Il diploma, insomma, guiderà la scelta universitaria. Chi devia dal
percorso iniziato a 14 anni, incontrerà una diga da superare. Saranno gli
atenei, in piena autonomia, a stabilire le prove d' accesso. Addio
Sessantotto? Trent' anni fa, solo chi veniva dai licei poteva laurearsi,
dagli istituti tecnici si usciva per il mercato del lavoro. La ventata
libertaria spazzò via quel muro. La rivoluzione di oggi, sostiene il
ministro Zecchino, non vuole discriminare ma arginare l'altissima
"mortalità" universitaria italiana (record d'Europa).
Sessantacinque studenti su cento lasciano senza terminare.
"Era ora - rileva il professor Nicola Tranfaglia, preside di Lettere a
Torino - L'università aperta è stata un bluff.
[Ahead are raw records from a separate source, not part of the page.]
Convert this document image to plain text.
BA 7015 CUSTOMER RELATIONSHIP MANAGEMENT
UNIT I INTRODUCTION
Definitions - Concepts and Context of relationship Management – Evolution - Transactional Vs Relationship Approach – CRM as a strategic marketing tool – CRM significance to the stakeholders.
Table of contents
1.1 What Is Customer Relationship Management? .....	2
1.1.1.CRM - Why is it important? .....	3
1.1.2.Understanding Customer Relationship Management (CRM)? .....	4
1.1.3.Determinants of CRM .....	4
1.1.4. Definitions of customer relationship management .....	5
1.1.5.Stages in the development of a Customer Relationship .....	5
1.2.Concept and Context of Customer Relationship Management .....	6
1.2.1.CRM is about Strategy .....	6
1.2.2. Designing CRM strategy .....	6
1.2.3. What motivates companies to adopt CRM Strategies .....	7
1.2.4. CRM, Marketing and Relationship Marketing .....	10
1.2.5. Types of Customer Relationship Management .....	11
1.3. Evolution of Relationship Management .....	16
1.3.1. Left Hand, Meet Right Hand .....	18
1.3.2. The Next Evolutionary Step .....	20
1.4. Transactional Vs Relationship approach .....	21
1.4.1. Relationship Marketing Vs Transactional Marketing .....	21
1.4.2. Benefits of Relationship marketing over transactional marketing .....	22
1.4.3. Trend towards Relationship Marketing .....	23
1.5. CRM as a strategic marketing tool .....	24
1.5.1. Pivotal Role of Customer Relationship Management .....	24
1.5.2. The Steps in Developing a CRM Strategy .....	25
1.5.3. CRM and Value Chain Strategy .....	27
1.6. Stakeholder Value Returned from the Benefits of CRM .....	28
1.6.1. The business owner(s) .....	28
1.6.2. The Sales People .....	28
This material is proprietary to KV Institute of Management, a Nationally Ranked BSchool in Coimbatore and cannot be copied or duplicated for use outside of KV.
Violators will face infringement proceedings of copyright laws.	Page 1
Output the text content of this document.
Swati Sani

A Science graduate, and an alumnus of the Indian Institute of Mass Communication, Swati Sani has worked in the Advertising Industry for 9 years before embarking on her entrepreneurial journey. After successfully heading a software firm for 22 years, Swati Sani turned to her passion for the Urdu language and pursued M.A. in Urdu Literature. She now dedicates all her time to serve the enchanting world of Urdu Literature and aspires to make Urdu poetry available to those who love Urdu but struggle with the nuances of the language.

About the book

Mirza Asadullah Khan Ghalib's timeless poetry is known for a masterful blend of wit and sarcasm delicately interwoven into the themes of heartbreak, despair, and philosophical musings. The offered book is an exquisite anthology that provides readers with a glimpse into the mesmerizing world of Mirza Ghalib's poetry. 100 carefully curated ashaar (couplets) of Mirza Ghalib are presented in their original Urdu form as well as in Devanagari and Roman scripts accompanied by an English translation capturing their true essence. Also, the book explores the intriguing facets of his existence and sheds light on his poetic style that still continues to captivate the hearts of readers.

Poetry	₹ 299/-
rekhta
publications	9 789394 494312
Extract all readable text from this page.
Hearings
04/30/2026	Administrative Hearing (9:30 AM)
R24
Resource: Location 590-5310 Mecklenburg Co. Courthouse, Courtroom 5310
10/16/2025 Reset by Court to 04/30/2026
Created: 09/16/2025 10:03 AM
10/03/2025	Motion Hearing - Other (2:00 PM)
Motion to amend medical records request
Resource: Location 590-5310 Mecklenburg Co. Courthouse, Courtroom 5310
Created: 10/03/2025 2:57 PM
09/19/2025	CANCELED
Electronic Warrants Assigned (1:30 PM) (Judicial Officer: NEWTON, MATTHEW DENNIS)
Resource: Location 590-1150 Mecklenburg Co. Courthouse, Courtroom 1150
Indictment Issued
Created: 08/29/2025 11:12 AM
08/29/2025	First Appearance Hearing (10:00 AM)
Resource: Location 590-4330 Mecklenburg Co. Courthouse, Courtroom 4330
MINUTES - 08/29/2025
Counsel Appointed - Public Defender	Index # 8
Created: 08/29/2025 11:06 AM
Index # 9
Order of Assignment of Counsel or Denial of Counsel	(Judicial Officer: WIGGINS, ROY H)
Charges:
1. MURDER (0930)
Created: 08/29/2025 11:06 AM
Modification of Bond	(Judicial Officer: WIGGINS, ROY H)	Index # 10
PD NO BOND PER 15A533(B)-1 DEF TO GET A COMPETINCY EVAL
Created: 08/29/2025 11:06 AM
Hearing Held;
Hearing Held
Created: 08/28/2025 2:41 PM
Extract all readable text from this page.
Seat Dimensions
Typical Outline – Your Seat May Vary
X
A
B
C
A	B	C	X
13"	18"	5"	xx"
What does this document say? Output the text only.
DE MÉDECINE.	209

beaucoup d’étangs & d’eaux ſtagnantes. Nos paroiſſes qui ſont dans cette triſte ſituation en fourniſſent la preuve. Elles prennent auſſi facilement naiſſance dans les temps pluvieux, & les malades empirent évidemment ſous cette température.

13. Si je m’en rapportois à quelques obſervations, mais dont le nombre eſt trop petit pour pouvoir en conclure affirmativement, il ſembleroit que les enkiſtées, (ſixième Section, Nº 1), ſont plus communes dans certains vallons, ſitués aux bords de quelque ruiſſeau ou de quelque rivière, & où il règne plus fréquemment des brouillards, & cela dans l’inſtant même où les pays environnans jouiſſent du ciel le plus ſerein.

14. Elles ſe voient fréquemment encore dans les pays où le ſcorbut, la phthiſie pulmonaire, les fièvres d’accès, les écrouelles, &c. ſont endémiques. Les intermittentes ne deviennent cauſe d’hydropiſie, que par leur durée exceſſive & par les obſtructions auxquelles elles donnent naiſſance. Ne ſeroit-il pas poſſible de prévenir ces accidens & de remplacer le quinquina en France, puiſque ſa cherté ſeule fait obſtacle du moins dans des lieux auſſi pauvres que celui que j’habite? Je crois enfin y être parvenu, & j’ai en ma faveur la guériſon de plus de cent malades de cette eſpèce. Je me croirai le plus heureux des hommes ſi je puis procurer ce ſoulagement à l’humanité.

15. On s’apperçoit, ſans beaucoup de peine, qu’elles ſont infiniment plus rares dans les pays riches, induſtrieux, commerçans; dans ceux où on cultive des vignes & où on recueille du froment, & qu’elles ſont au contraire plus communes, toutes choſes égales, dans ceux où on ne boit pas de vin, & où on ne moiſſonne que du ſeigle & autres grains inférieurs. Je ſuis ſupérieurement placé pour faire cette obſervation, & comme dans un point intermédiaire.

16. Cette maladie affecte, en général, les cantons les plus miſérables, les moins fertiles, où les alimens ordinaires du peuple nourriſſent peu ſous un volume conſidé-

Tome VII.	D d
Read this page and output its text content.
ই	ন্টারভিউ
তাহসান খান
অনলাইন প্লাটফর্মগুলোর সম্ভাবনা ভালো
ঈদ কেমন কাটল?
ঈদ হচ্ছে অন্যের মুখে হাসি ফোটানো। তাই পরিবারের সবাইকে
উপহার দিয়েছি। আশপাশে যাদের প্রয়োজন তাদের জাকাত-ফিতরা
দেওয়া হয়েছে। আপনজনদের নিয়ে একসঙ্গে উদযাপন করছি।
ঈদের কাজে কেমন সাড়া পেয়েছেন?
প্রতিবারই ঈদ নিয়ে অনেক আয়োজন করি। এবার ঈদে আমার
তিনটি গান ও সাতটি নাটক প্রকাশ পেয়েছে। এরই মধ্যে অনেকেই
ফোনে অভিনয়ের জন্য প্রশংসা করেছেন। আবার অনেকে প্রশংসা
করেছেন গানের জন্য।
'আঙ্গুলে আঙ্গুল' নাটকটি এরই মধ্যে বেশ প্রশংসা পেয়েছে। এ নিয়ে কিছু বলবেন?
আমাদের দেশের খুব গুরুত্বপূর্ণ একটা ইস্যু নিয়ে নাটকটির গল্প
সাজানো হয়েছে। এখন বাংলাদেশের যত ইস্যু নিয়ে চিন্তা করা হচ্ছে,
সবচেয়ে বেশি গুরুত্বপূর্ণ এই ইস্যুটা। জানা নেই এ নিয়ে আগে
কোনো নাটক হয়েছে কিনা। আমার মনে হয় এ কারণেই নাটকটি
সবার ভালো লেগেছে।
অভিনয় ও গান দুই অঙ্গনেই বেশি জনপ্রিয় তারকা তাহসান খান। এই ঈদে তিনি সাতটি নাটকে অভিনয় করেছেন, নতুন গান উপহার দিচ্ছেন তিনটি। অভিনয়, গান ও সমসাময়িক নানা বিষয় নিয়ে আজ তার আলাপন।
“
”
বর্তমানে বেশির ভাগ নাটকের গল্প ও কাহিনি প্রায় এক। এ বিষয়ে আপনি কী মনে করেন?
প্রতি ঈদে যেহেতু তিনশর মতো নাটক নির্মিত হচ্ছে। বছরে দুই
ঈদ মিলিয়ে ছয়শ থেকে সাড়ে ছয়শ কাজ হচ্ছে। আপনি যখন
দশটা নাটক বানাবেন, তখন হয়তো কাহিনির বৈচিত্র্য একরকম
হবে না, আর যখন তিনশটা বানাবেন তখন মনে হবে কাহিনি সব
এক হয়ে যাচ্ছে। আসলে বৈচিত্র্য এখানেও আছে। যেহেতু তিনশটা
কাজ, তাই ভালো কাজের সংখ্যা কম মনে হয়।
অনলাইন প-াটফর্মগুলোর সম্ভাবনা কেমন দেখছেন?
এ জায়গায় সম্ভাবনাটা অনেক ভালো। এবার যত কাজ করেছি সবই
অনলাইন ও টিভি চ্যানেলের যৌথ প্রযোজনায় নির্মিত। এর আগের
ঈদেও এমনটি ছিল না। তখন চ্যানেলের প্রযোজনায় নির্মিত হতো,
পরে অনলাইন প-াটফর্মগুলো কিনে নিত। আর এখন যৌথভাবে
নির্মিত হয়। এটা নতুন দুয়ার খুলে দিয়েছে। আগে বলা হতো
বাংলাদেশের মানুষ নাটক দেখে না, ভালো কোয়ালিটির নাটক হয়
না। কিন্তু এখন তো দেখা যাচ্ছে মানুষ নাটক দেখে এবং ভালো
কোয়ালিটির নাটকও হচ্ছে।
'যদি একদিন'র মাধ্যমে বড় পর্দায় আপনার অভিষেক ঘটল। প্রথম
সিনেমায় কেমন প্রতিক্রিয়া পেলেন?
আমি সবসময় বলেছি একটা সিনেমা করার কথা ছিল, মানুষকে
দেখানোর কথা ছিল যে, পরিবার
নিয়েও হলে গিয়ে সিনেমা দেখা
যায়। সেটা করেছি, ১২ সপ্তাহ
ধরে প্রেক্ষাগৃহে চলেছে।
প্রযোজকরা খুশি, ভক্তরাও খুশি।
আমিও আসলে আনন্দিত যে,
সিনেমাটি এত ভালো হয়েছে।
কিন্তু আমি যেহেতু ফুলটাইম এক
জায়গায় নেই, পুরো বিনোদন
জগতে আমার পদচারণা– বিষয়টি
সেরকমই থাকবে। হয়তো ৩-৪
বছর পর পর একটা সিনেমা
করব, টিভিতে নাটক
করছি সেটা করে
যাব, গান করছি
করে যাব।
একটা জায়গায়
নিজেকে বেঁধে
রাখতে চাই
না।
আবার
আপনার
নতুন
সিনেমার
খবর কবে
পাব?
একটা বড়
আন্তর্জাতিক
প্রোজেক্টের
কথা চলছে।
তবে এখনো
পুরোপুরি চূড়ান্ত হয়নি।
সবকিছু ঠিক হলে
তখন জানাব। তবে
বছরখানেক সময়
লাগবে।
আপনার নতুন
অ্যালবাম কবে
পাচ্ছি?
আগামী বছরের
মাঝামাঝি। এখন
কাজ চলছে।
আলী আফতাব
La liberalizzazione del '69
rispose superficialmente alle aspirazioni democratiche studentesche. Il
governo di allora, centro-sinistra, si arrese al cambiamento necessario.
Aprì l'università a tutti, ma non affrontò l'autoritarismo delle lobby
accademiche. Fece un colpo a effetto, ma lasciò il resto com'era. E com'è
tutt'oggi". Tranfaglia ricorda che chi si laurea in tempo è una quota
irrisoria e a Lettere chi ce la fa per il 90 per cento viene dal classico.
"Una finta libertà, dunque. È stata più coraggiosa la Francia
gollista. Che iniziò per tempo a orientare gli studi".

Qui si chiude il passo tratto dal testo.